Sandeep Chivukula
Sandeep Chivukula
2 min read

Tags

Setting up a sophisticated blog meant rolling and customizing your own wordpress or drupal installation. Even the hosted versions of these packages require you to learn the platform before you can blog.

Options like Medium and Svbtle, while simplifing the learning curve, have created another set of problems around ownership, branding, and discoverability.

Enter Static Sites

Static sites allow for feature rich blogs with high grained control while eliminating complexity. They can be hosted for free on github, or for a few bucks on AMAZONS3 bucket or Dropbox.

I’ve been using a static site generator called Jekyll for the last 2 years and, as content creator, here are three reasons why you should too:

Launch Sophisticated Sites < 10 mins

You can launch a blog using a Jekyll and Github Pages in under 10 mins. The longest part of this process is you figuring out which of the many Jekyll themes you want to use.

This theme, so-simple, for example gives you a responsive design (so it looks good on mobile), SEO Optimization, social sharing, google analytics, disqus and a fine looking design right out of the box.

Upgrading to the latest fancy theme is simple - just copy the _posts and images directories to your new theme to port your content. If you want to tinker with the code simply clone into a Nitrous.IO box. and edit to your heart’s desire.

Focus On Content

Your goal as a content creator is to get your message to your audience.
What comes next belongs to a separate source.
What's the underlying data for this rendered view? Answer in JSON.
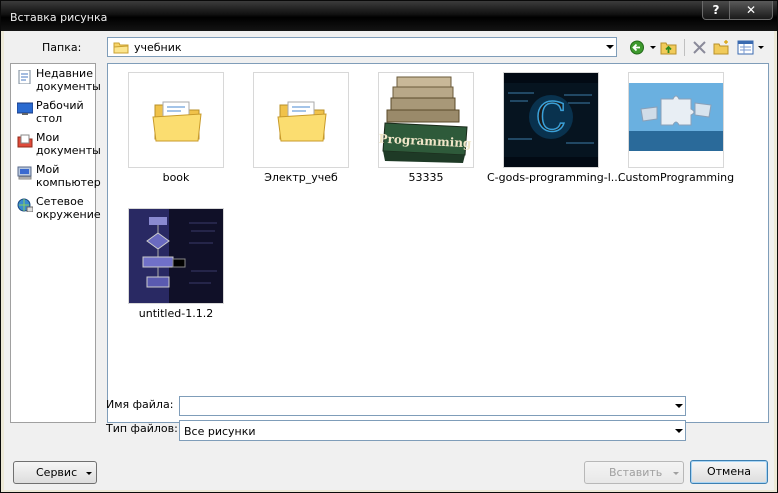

Static site generators like Jekyll let you get to the meat faster by allowing you focus on the task at hand - creating and publishing content. Write your content using simple text files. Style it quickly with Markdown.

You can write your posts from any text editor or edit in a browser within the GitHub repo, or through a third party like Prose.

Scale without Headaches

If your blog goes “Big Time (TM)”, scaling a static site is simple - Do nothing. If you’re on Github you get autoscaling for free. On S3 you simply have to pay for the added bandwidth costs at the end of the month (on the order cents vs. 100s of dollars to scale servers.)

Need back ups? Simply copy text files to you backup location. This Blog, for example, has a revision control on Github and is backed up to Dropbox without my intervention.

Roll one out today!

If Jekyll is not your thing, you should check out Punch from my Nitrous.IO colleague Lakshan Perera.

If you’re looking to create more complex static websites beyond blogs you should checkout DIVSHOT from Michael Bleigh and team.